その理論謎すぎるけど、と突っ込もうにも突っ込めない。車のエンジンをかけた悟さんが私の頬を撫でながらいじけたような顔をしていたから。

「ええと…でも…なんて言うか、悟さんのことももっと知りたいなと思いますし」
「…え、何、この話僕関係あるの?」

こくんと頷く。いい機会だ、と思った。
以前から私の生活については私自身もずっと思っていたことがある。数日くらい、パートに出た方がいいんじゃないかな、と。お金のためじゃなくて、自分のためにも。ひいては悟さんのためにもなるような形で。
そう考えて思いついていたことを悟さんに口に出してみる。私から彼へ何か提案をするというのは初めてかもしれない。

「あの、ですね…高専で、お仕事をさせてもらえないかと…」
「は?呪術師になるってこと?!そんなの絶対ダメ!ダメダメ!」

私の言葉に悟さんが即答で拒否する。

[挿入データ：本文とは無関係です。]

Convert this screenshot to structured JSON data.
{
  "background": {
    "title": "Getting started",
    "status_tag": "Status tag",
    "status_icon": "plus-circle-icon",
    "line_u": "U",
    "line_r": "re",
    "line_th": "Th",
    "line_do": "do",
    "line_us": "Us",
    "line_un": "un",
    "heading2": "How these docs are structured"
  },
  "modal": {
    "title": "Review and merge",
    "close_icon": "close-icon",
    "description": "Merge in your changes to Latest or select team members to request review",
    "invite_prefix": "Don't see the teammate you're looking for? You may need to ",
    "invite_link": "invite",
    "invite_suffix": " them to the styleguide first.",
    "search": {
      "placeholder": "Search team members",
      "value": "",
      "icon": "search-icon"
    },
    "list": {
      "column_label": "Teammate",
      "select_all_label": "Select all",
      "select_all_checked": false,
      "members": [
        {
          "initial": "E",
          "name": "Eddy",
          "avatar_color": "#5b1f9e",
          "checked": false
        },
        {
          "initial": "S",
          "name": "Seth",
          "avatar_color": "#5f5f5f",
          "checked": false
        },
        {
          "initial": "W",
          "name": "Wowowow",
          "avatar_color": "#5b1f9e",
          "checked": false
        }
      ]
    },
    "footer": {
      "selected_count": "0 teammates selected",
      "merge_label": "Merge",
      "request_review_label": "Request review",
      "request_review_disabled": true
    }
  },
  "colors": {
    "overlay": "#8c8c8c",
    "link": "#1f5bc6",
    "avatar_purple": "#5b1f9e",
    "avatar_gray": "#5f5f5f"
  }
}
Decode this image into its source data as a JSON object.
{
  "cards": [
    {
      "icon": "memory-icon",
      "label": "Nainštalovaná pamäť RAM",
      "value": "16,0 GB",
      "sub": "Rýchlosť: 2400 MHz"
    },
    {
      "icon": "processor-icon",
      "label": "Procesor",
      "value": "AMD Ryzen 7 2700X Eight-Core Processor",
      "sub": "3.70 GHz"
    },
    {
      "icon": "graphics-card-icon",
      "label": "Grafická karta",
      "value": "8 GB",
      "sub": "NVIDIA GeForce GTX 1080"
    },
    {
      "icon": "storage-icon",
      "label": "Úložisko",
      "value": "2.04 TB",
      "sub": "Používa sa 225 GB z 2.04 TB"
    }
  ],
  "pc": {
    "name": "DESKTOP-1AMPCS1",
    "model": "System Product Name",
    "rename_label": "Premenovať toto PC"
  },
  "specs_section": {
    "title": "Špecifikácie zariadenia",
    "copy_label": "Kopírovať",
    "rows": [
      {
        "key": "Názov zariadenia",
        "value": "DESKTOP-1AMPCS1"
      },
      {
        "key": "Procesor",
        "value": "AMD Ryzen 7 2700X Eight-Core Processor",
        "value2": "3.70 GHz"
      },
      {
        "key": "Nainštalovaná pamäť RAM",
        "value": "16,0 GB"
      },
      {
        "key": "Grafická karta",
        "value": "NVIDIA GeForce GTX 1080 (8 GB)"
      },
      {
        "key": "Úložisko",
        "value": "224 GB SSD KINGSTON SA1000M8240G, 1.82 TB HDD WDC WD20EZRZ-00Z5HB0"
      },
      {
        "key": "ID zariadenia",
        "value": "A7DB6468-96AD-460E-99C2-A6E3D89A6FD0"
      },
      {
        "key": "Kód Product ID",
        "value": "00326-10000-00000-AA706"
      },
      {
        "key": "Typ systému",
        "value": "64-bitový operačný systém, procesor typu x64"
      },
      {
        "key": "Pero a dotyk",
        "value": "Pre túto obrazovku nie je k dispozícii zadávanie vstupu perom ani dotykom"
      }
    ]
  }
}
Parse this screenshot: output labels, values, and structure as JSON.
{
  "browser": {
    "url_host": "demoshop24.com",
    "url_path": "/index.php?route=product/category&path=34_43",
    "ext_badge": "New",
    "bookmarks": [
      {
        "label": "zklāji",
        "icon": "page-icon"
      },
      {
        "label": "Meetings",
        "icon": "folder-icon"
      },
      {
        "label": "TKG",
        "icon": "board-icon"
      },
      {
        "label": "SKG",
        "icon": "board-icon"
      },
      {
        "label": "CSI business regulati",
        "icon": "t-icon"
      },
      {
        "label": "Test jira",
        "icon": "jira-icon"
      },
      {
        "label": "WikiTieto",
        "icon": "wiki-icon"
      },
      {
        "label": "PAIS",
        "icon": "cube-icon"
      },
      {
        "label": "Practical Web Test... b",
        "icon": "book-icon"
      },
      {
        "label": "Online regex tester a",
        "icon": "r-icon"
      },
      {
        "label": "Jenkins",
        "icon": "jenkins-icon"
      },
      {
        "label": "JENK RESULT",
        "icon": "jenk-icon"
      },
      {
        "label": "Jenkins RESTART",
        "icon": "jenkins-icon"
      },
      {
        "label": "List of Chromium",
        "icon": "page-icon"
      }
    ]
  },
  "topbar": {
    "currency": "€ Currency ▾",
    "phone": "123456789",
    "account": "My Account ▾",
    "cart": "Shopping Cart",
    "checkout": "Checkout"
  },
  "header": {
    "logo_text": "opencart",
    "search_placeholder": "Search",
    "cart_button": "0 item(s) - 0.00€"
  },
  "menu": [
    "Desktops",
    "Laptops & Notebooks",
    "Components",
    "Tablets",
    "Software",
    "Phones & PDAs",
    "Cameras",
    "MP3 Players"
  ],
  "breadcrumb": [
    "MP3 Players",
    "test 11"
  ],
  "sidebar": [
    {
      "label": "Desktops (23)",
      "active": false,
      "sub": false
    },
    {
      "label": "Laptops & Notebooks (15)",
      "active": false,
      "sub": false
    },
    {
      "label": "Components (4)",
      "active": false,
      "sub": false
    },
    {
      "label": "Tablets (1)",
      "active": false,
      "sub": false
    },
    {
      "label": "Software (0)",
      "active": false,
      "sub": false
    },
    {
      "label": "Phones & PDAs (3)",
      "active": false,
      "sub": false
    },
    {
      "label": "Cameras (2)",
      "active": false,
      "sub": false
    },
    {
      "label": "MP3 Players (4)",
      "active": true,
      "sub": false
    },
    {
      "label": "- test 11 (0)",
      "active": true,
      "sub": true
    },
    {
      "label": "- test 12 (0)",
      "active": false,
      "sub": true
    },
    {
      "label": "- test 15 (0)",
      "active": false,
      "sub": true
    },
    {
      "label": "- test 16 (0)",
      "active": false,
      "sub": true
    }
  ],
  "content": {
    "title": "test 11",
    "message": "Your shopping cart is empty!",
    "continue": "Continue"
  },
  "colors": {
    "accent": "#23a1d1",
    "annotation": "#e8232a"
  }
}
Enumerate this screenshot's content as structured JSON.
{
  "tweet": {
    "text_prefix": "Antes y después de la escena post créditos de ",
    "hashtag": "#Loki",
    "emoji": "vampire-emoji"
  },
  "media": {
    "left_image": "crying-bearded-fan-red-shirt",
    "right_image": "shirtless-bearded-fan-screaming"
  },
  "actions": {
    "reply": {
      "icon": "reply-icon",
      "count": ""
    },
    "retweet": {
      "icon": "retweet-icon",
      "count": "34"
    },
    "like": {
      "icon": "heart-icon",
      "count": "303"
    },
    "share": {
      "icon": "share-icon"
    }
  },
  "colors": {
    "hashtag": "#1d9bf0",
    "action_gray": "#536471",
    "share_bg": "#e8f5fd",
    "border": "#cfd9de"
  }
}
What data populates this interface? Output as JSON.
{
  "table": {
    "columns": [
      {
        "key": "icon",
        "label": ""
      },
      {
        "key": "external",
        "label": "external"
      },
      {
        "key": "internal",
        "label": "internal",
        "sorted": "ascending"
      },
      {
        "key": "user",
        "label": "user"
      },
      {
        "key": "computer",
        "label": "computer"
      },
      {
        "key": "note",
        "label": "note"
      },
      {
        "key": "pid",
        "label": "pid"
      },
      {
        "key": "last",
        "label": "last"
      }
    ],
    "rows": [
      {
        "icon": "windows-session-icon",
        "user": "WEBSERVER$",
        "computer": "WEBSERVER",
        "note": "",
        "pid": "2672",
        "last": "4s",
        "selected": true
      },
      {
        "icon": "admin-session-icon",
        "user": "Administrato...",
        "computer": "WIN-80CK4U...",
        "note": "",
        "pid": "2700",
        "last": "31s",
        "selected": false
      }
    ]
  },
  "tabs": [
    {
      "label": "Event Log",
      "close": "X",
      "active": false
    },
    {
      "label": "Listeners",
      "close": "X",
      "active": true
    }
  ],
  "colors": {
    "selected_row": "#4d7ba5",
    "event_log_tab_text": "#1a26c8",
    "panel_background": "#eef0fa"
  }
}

そんなに?と思うが悟さんは絶対に許容出来ないと言わんばかりの剣幕だ。
しかしこれもある程度折り込み済み、私はまあまあと私の頬を撫でていた悟さんの手を握って制する。

「呪術師はさすがに…私そこまでの実力もないので。例えばですけど、補助監督さんのサポートとか、事務方とかお手伝い出来ることがあればさせてもらえると嬉しいかな、なんて」
「……補助監督のサポート?」
「そしたら、悟さんのお仕事の力になることにも繋がるかもしれないし、悟さんの生徒さんや同僚の方とも仲良くなれたりしたら嬉しいなって。…それに、悟さんのこともっと知ってもっと好きになりたいな……なんて」

最後の方は自分で言ってて恥ずかしかったけれど、不機嫌そうな悟さんの表情がだんだん緩んでいくのを見て言って正解だと思った。
握ったままだった悟さんの手をにぎにぎ揉みながら目を逸らしてそう言うと、悟さんは暫し黙った。

「…僕のことをもっと知ったら、もっと好きになってくれるの?」
「はい、多分」
「…ふーん」

悟さんは悩むように額を押さえた。何かと葛藤しているように見えるが、先ほどのように「ダメ!」と即答しないからこれは望みがあると思って良さそう。
どうしても絶対に高専で働きたいわけじゃないけど、さっきの硝子さんの発言を聞くに悟さんが納得する方法はこれしか思い付かない。それに悟さんのことをもっと知りたいというのは事実だ。

「…まあ、それなら良いかも」
「本当ですか?!」
「うん。でも無理のない範囲でだよ?あと絶対任務とか同行すんのダメだから、危ないし」
「わかりました」

視えるし低級なら祓うこともできるけど、私は術師として仕事をしたことはあまりない。
高専にも通ってないし、等級もついてないから任務なんてそもそも無理だろう。

「一度学長に話して見るよ。…考えてみたら、そうやって名前が高専にいる方が僕も名前と会える時間増えるよね?そしたらいっぱいイチャイチャ出来るよね?」
「イチャイチャするためにお仕事するわけじゃないですよ?」

勝手に都合の良い解釈を始めた悟さんにやや苦笑いをすると、「いいのいいの」と彼はご機嫌に笑ってアクセルを踏んだ。